LONDON, UK: Harmony Energy Income Trust plc has completed the acquisition of three ‘shovel-ready’ pipeline projects totalling 181.9 MW / 363.8 MWh, increasing the Company’s portfolio to nine battery energy storage system (“BESS”) projects with a total capacity of c.500MW / 1GWh.
The company has acquired the projects pursuant to the Pipeline Agreement entered into on IPO which granted the Company a right of first refusal of up to 1GW of BESS projects, from Harmony Energy Limited (“HEL”) and Ritchie Bland Energy No. 2 Ltd (together the “Developers”).
The total consideration for the three projects is c. £21.5 million (supported by independent valuation) being satisfied through the net proceeds of the recent C Share Issue in conjunction with the issue of 7 million new C Shares to the Developers.
The three projects, known as Wormald Green, Hawthorn Pit and Rye Common (Phases I and II), are expected to be energized in Q1 2024, Q2 2024 and Q3 2024 respectively, with grid offers secured. As previously announced, Harmony Energy Advisors Limited (the “Investment Adviser”) conducted a tender process for the supply of battery systems for this batch of projects and pursuant to that process, has agreed material terms with the selected supplier of the 2-hour duration battery systems.
Harmony Energy Income Trust has also agreed terms to increase borrowing under its existing loan facility to enable it to draw down on the previously agreed accordion, alongside drawdown of funds pursuant to a new Revolving Credit Facility. The funds available to the Company, through this borrowing and its cash resources, will fund the construction of the Wormald Green and Hawthorn Pit projects as well as the remaining Grid payments for Rye Common, which are essential to maintain that project’s timeline. The combined facility will increase the total debt available to ca. £130 million, subject to final signing. Alternative funding options for the build-out of Rye Common are currently being considered.
The Investment Adviser is currently tendering for revenue optimisation services and expects to appoint a preferred bidder in due course. In addition, the lease options for the projects have been executed and the balance of plant tender is near to completion. In respect of Rye Common, the relevant lease options have been entered into between Harmony RC Limited (the Rye Common special purpose vehicle (“SPV”)) as the Lessee and a wholly owned subsidiary of HEL as the Lessor at market rates. HEL recently agreed to acquire the freehold land associated with this project, in order to remove pre-existing encumbrances, thereby ensuring that the SPV’s lease options could be effected and thus enabling the project.

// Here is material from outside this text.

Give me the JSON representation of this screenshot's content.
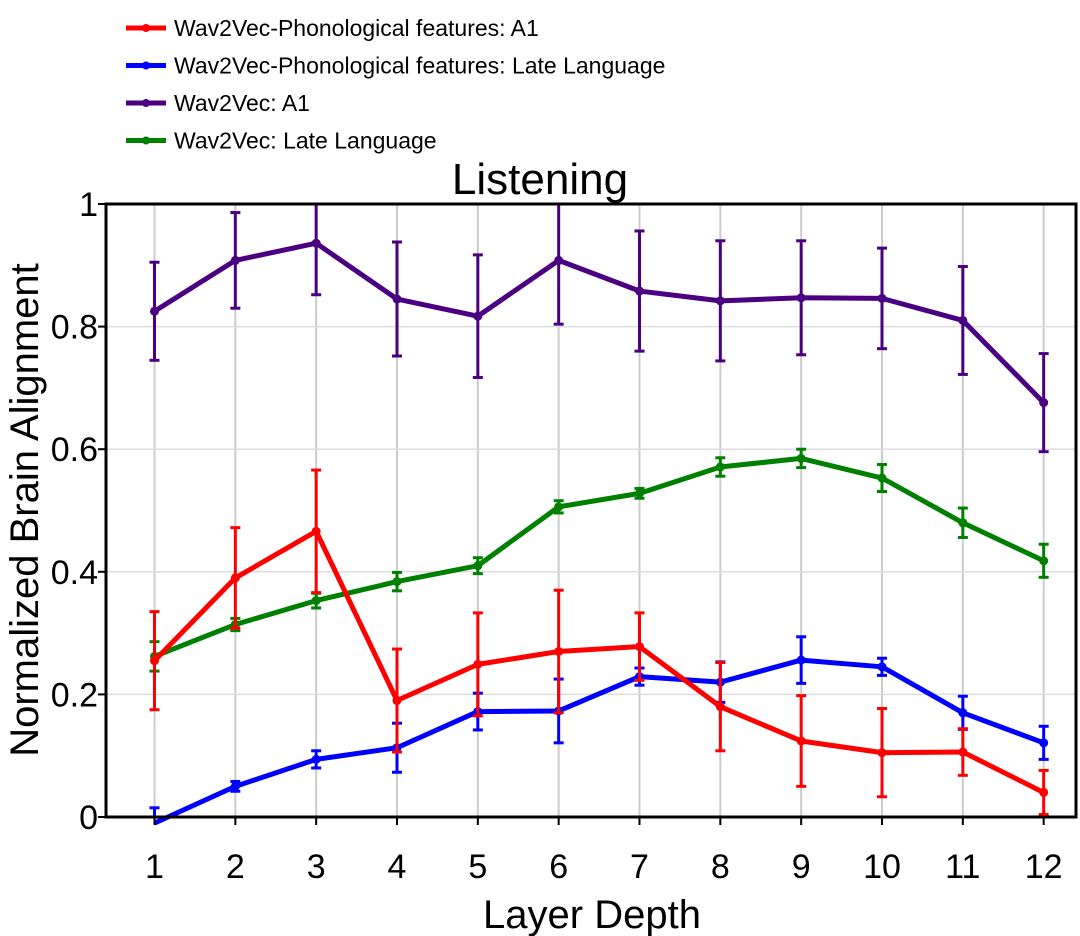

Both phases of the Rye Common project are held within the SPV and share a single 99MW grid connection. Whilst Rye Common Phase I has full planning consents in place, Phase II is awaiting planning consent which is expected to be received in early 2023 in line with the overall project timetable. Given the single project SPV and single grid connection, acquiring the project now will mean that the Company can make the necessary grid milestone payments to continue to secure the agreed energisation date. In the unexpected event that Phase II planning consent is not granted, a claw-back mechanism has been agreed in respect of part of the consideration, pursuant to the relevant share purchase agreement.